There were two moments in Wednesday’s steal of a win against the Toronto Raptors that could define this season. It started with Kevin Durant, Draymond Green, Stephen Curry, and Klay Thompson all producing individual highlights to close out Lowry and Derozan and the Raptors in crunchtime. Then at the press conference, Steve Kerr compared the Warriors to a kid coming home to his dad with a bad report card with the question, “Are you ignorant or apathetic?” The response? “I don’t know and I don’t care.”

As you watch Jakob Poeltl grab 11 offensive boards, Pascal Siakam drop 14 points in a single quarter, countless turnovers in the frontcourt to stem runs and transition opportunities, the Warriors seem like they do not know what is going on and do not care at the same time. Draymond and Kerr both agreed the “mental conditioning” just isn’t there right now.

And then on the other side, the second overarching theme is the acclimation of Kevin Durant in crunchtime, especially in Draymond-to-5 lineups. Kerr is currently taking out Andre Iguodala a bit early and inserting him back in the last few minutes of the halves. In the first half, Death Lineup came back from 41-40 to go up 8 at halftime.

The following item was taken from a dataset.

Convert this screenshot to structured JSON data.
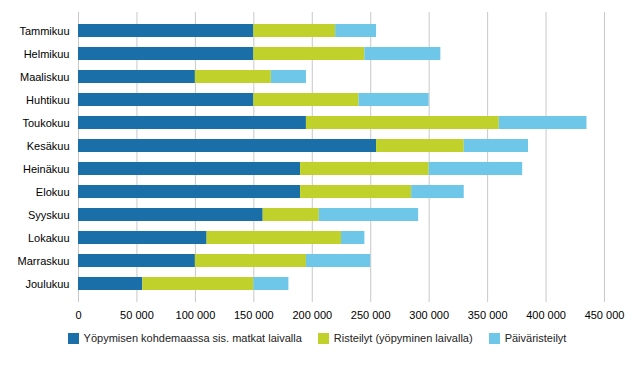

With Kerr not messing around in this game, they went small again with over 7 minutes left in a tie game, got down by 5 with 2 minutes left, then turned on the jets. There was a Draymond block at the rim against Poeltl, a Steph twister finish, a Durant Game 3 Finals-esque trey, an KD-to-Steph two-man game into a shimmy, and the capper to a Klay weakside block. A 10-0 run clinched the game and gave us a show for what is to come.

If there was one weakness last season for the Warriors, it was the uncertainty that comes with who handles the ball in close games. They remedied that by simply going to Durant in the NBA Finals. This season, they are running their actual motion offense in crunchtime and are starting to look like the 2015-16 Warriors that ended up as one of, if not the clutchest team of all time. The end goal here in terms of Durant’s familiarity is that, of course, the Warriors mirror that 2015-16 team, but with Durant’s talent rocketing it into another stratosphere. The glimpse of the KD drive into an open Steph 3 is frighteningly just to think about for opponents.

And if these mental lapses in the beginning of games means the Warriors get to hone their end-of-game execution even more? They’ll take that.

Game Observations:

I always like to do these whenever I go cover a game as you can just see more of what’s going on the court live.

1. My favorite in-game moments are when Draymond gets angry at Klay for making a defensive rotation mistake or something, then KLay staring back at him blankly while Dray gesticulates, then finally both just walking away silently. Classic Draymond and Klay.

2. Klay’s in-between game has gotten a lot better this season. He had five assist but he’s also much more calm and you can tell he’s seeing the game slower, meaning he can anticipate what is going to happen before the opponents even do it. Things like taking an extra dribble into a shot on a flyby, pausing a second before passing it to a big man in transition, and creating off the dribble in PNR situations, waiting for the big to slip to the right spot. The guy just keeps improving.

3. Kerr benched Nick Young and Omri Casspi tonight and threw out a lineup of Jordan Bell, Patrick McCaw, Steph, Draymond, and Iguodala. Shoutout to Saam for coining it the Steph and Goons lineup. Easily my favorite combination for a coach that’s been tinkering through 5 games, this is the one that’s the right amount of defensive nastiness, length, and Steph handling that’ll make this entertaining and something to watch for.

4. Raptors can scout. Guys like Poeltl, OG Anouby, Pascal Siakam, and Norman Powell are all role players that should play in the league a long time, perhaps reminding us of Bell and McCaw. Now if they can just find a way to get some better superstars…

5. Draymond’s defense when he is locked in is simply spectacular. The way he talks, jumps, cuts, and recovers is unlike any other. He can guard the perimeter and the bench, not only making him the best defender in the league but also its most versatile. There was a moment where he switched onto a guard at the top of the key, surveyed the paint, watched Zaza at the corner of his eye fall back on a Demar stepback, and had the presence of mind and lateral quickness to jump into a contest even though he was a solid three feet away. Spectacular IQ and awareness.